Hoy, los nuevos dueños que escogen el casco antiguo para vivir y reforman las viviendas que dieron vida a Cáceres, han pintado de colores algunas fachadas de Las Tenerías Bajas. Parecen una estampa del corazón de la Carihuela o de la bajada al Bajondillo de Torremolinos. Y ahí, en el mismo lugar, sigue la del número 6. A la familia los conocían como los del 6, porque una vez el bisabuelo se jugó una apuesta y se bebió 6 litros de suero y porque, casualmente, vivieron en el 6. 

Eran una gran familia los de aquella calle con escaleras cada cinco o siete metros, que ahora se han convertido en una cuesta. En verano, esos peldaños fueron el lugar donde los vecinos salían a cenar en busca del fresco, huyendo del soporífero calor que inundaba los hogares. Los que venían de Fuente Rocha tenían entrada por allí, así que los mayores reprendían a los críos: ‘Dejad pasar, que siempre estáis en medio como los jueves’. Y ellos obedecían, aunque al segundo retomaban la algarabía.

El parque del Marco. MIGUEL ÁNGEL MUÑOZ

La abuela preparaba sopa de castañas, que hacía con leche y canela. Era un manjar que adornaba un barrio donde también vivían un zapatero, un carpintero, el señor Isidro, que vendía pipas y caramelos en cajas de madera, y otro vecino que apodaban El Rana, casado con Magdalena, porque era un experto en la captura de ranas y lagartos, que luego repartía entre el vecindario a cambio de algunos reales.

La del número 6 tenía tres plantas. Abajo había un zaguán con un grifo empotrado entre los enormes muros, y a la izquierda, un cubículo parecido a una antigua cabina de teléfono donde había un pozo ciego que servía de water. Más allá, una cocina de tres metros cuadrados, un salón de 10 con radio y vigas de madera donde colgaban los membrillos, las sandías de invierno, melosas y amarillas, y en el que se repartía el regimiento de hijos.

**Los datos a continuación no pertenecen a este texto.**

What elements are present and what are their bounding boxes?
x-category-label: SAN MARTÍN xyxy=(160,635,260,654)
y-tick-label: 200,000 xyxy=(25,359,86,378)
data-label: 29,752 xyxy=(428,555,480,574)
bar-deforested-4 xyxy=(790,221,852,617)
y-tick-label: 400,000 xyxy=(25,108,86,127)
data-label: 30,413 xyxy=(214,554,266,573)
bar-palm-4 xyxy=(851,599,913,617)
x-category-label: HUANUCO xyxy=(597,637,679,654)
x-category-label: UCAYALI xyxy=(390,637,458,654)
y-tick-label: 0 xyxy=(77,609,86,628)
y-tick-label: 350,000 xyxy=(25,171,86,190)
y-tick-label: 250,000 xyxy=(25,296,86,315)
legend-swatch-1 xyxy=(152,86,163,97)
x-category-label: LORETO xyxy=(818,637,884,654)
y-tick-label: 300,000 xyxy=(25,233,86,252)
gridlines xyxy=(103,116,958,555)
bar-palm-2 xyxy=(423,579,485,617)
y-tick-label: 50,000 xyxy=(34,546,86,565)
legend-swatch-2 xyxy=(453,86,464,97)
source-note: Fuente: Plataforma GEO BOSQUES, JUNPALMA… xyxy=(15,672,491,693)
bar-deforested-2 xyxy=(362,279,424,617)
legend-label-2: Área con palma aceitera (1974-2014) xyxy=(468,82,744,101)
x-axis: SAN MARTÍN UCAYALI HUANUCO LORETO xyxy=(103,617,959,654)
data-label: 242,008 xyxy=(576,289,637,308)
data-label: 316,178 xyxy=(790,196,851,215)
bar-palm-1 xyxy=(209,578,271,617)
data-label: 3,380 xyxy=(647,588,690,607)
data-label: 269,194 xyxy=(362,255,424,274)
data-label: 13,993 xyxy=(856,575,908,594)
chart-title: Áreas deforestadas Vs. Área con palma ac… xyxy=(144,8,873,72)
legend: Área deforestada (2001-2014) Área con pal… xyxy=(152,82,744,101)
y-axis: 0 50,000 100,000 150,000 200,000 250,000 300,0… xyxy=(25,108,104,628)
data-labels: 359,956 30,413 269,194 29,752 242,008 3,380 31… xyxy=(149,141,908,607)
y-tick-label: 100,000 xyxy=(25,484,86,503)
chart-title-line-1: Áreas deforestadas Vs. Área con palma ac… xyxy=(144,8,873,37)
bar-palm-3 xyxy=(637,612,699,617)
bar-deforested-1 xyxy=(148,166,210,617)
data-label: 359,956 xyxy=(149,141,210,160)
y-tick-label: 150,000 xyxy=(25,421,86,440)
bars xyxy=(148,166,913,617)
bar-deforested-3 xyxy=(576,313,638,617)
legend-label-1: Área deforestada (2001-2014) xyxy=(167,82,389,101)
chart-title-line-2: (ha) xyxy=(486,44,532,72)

En el corral alimentaban al cerdo con los desperdicios. Cuando el animal estaba criado, no lo usaban para la matanza sino que lo vendían, compraban otro, lo volvían a criar y así se ganaban el jornal.

Hoy, aquel niño que fue acude varias veces por semana al número 6 de las Tenerías Bajas; pasea, mira, recuerda y anota la vida vivida para que todo haya de quedar de lo que escribe y lo que escriba no sea un viento fugitivo sino el pronombre del mañana de su nieto.